Let \(\tilde{\gamma}\) be a horizontal lift of the curve \(\gamma : [0,1] \to M\) on a principal bundle \(P(M,G)\), with the projection \( \pi : P \to M\). The parallel transport is defined by the map:

\(\Gamma(\tilde{\gamma}^{-1}) : \pi^{-1}(\gamma(1)) \to \pi^{-1} (\gamma(0)) \;\;\;\;\;\;\;\;\;\;\;\;\;\;\;\;\;\;\;\;\;\;\;\;\;\;\;\;\;\;\;\; \tag{1}\)

where \(\tilde{\gamma}^{-1}(t) = \tilde{\gamma}(1-t) \). Apparently, this means that \(\Gamma(\tilde{\gamma}^{-1}) = \Gamma (\tilde{\gamma})^{-1}\), but I don't see how this is true.
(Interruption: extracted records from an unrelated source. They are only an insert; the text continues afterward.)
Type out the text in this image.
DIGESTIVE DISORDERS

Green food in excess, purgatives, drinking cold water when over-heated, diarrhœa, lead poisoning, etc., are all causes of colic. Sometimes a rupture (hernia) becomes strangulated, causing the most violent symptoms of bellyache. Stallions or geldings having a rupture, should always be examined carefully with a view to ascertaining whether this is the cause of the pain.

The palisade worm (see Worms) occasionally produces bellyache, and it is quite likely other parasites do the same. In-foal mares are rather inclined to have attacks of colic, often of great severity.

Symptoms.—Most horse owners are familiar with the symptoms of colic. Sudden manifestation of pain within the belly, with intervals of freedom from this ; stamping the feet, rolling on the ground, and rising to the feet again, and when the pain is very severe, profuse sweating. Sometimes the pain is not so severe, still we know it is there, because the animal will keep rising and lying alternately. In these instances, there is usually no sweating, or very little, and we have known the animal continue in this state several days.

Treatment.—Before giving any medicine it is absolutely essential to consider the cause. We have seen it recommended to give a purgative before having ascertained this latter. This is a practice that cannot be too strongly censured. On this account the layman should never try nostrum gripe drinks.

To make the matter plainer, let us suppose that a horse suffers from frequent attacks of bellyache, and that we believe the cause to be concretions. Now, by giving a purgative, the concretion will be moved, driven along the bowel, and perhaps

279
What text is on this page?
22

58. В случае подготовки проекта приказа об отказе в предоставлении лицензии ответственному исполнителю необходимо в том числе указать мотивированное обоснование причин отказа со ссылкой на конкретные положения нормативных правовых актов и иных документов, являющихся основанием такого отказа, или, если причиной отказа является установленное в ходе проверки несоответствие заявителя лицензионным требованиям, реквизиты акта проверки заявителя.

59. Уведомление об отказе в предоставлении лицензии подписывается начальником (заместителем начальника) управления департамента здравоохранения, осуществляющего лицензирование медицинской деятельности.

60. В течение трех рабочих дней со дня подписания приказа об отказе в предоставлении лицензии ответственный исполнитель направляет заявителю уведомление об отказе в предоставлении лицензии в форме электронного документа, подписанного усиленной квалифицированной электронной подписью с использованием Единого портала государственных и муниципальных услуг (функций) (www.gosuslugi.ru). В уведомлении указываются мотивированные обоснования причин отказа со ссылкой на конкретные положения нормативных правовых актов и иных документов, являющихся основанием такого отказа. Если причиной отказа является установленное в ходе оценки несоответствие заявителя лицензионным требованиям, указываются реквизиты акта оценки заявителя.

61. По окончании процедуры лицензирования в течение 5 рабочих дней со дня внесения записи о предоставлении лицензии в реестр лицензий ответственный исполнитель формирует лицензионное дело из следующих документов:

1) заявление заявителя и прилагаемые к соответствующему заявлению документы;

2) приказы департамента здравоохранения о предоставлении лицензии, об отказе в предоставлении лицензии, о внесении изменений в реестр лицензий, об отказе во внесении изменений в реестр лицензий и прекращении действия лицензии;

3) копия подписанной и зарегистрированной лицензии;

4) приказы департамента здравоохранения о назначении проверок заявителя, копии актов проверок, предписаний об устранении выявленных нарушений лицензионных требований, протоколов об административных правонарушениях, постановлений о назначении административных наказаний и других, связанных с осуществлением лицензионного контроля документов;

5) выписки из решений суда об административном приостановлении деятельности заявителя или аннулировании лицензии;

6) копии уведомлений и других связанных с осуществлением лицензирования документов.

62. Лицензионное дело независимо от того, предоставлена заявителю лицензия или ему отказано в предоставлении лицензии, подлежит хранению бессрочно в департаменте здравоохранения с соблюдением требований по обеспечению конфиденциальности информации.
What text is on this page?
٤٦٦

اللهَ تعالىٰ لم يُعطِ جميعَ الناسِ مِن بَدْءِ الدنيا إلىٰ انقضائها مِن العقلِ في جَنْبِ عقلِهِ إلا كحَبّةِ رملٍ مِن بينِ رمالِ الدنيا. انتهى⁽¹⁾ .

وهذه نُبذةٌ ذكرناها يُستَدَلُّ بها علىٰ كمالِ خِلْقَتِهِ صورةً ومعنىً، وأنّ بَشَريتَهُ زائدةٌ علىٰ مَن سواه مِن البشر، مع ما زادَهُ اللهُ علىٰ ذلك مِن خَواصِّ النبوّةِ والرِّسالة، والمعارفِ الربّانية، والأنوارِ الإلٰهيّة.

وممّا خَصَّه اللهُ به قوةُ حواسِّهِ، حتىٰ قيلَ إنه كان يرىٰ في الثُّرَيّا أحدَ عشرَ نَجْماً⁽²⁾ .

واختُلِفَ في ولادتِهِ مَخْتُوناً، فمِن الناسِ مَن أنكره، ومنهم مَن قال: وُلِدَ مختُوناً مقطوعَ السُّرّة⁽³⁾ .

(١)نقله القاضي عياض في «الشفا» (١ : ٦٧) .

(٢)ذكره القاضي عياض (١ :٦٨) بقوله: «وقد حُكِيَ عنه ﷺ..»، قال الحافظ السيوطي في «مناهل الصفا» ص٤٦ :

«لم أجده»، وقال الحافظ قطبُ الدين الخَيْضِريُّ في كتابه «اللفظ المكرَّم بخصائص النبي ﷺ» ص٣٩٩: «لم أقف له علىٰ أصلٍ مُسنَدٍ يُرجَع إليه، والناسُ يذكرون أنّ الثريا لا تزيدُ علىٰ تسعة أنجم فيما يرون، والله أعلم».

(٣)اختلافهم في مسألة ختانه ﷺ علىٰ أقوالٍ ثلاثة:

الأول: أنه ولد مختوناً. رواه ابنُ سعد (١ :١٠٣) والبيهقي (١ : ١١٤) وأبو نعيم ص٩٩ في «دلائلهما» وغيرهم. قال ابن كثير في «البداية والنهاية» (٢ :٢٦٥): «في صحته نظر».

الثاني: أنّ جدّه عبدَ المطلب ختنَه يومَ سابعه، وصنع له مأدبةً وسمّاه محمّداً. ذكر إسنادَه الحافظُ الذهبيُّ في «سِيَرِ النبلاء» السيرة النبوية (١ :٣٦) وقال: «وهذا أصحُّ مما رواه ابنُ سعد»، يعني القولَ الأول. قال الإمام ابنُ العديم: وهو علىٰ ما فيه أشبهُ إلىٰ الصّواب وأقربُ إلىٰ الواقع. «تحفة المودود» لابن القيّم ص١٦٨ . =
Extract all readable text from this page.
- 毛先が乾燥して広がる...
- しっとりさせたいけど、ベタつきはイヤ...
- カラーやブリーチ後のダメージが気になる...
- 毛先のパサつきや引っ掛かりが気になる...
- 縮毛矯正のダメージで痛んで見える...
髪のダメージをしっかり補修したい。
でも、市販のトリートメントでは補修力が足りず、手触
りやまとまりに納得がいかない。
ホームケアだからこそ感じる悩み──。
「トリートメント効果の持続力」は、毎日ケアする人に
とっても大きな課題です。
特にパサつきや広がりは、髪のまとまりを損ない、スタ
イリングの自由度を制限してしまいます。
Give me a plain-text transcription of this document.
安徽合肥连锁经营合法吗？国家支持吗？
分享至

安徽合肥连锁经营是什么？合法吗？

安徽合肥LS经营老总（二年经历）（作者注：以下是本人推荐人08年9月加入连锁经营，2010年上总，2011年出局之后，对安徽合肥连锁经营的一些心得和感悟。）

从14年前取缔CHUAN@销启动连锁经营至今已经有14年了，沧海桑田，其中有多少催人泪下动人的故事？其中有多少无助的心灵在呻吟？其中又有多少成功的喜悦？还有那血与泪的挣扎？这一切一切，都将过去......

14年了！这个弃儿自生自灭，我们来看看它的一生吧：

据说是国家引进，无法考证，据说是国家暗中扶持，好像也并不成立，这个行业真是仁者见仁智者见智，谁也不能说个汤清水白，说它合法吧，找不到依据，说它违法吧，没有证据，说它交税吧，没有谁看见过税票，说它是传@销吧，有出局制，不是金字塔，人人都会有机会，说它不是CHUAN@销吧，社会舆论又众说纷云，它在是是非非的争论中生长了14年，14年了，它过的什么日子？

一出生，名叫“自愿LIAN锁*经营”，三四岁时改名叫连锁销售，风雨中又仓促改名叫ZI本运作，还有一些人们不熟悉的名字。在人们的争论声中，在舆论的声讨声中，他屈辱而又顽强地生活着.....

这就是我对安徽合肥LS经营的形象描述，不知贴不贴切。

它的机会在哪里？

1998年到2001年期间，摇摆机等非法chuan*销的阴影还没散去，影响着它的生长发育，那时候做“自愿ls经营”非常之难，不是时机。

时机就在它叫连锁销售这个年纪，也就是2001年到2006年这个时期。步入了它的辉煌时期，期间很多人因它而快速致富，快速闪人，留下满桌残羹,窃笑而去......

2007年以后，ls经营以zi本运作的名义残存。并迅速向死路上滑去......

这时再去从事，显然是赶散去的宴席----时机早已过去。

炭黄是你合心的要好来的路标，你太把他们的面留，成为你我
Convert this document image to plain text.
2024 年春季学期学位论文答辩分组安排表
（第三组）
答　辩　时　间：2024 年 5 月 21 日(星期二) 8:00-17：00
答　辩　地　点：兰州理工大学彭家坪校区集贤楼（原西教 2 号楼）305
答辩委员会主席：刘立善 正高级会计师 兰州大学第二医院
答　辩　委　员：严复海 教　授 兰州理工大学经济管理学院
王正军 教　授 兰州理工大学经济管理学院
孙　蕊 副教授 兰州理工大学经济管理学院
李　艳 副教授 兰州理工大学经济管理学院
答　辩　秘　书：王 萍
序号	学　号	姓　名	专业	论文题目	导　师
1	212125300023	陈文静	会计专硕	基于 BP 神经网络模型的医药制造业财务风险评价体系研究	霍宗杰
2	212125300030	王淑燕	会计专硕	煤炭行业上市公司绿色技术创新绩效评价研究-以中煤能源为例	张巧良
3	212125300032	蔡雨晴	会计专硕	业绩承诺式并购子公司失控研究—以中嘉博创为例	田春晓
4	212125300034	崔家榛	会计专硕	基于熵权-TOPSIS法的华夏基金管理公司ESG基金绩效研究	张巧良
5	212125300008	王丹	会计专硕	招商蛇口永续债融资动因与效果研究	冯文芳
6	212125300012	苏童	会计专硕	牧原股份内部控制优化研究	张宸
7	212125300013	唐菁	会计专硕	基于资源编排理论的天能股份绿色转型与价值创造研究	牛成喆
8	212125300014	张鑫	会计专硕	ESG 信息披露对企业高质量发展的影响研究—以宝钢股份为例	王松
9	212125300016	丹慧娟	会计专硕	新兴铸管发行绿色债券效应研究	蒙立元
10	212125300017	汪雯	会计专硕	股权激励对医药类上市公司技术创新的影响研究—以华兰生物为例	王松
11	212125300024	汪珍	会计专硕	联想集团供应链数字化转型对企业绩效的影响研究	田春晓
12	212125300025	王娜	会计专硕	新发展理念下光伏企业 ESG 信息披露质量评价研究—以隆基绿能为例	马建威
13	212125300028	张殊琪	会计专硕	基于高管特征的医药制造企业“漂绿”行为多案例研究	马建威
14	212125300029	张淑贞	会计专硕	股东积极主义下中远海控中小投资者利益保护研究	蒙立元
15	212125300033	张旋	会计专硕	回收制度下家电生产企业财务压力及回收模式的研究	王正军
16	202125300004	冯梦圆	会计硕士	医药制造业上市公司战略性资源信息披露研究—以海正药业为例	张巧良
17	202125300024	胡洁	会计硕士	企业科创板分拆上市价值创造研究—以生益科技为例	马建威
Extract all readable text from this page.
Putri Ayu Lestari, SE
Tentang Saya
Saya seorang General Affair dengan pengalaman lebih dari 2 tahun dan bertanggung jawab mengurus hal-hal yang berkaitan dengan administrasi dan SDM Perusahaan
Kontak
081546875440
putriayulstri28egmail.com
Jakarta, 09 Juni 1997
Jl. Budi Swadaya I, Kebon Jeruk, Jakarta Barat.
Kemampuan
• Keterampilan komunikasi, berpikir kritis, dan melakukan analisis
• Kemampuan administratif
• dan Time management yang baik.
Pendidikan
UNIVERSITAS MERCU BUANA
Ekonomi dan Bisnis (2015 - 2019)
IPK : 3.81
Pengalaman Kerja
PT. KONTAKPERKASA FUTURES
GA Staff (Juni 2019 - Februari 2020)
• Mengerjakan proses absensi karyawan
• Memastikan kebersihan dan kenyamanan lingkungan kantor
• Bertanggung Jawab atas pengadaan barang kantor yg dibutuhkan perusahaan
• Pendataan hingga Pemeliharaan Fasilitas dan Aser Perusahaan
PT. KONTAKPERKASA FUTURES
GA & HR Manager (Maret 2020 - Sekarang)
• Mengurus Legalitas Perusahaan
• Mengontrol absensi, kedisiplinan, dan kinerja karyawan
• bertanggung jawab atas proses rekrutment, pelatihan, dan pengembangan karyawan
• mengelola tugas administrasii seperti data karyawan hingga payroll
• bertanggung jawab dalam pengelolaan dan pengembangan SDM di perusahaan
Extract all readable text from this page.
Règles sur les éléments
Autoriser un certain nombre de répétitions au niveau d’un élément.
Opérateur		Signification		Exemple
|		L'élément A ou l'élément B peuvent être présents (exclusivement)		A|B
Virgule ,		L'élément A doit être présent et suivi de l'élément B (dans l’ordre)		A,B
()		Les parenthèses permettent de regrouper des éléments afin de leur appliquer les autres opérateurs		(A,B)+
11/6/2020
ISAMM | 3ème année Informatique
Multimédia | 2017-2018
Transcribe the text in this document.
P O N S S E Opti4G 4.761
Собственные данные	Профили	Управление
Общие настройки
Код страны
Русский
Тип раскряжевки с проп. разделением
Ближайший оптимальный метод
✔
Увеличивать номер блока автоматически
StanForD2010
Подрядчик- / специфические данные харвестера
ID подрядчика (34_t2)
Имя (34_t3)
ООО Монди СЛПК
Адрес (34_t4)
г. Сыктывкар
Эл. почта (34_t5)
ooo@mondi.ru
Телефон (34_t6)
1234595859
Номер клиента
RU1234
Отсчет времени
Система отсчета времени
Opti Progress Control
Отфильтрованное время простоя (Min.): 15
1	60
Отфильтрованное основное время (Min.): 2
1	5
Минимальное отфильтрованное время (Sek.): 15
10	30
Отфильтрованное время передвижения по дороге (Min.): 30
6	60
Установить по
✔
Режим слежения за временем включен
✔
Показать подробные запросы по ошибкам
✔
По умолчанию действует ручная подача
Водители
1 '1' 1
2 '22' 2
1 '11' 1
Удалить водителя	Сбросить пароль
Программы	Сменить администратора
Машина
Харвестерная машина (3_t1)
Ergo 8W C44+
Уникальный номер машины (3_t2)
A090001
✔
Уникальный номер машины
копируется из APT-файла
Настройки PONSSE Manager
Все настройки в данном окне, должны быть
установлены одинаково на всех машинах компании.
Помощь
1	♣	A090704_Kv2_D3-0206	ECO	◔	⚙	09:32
As far as I understand, equation (1) implies that:

\(\Gamma(\tilde{\gamma}) : \pi^{-1}(\gamma(1)) \to \pi^{-1} (\gamma(0))\)

because \(\Gamma(\tilde{\gamma})\) sends the fibre at \(t=0\) (i.e.\(\gamma(1-0) = \gamma(1)\)) to the fibre at \(t=1\) (i.e. \(\gamma(1-1)=\gamma(0)\)). But this is clearly wrong because it implies that \(\Gamma(\tilde{\gamma}^{-1}) = \Gamma (\tilde{\gamma}) \implies \Gamma(\tilde{\gamma}^{-1}) \neq \Gamma (\tilde{\gamma})^{-1}\). Anybody knows where I'm making a mistake?

asked Jun 2, 2014 in Mathematics by Hunter (520 points) [ revision history ]
edited Jun 3, 2014 by Hunter

So I'm starting to get the feeling that book means (with abuse of notation):

\(\Gamma(\tilde{\gamma}(t)^{-1}) = \Gamma(\tilde{\gamma}(t))^{-1}\)

whereas I thought they meant:

\(\Gamma(\tilde{\gamma}(t)^{-1}) = \Gamma(\tilde{\gamma}(1-t))^{-1}\)

But I'm not sure though.

Btw, the notation $\Gamma(\tilde\gamma)$ doesn't make much sense, because each vector you want to transport comes with its own $\tilde\gamma$, ie $$ \Gamma(\gamma):G_{\gamma(0)}\to G_{\gamma(1)},X=\tilde\gamma(X,0)\mapsto\tilde\gamma(X,1) $$

...where 'vector' in this case means $X\in G_{\gamma(0)}$, which in case of connections on principal bundles (instead of vector bundles) is generally no such thing

Hmm interesting, the author does change notation when he discussed loops (i.e. closed path), because then he will write someting like:

\(\tau_\gamma : \pi^{-1}(p) \to \pi^{-1}(p)\)

for \(p \in M\). Does this resemble the notation that you prefer to use?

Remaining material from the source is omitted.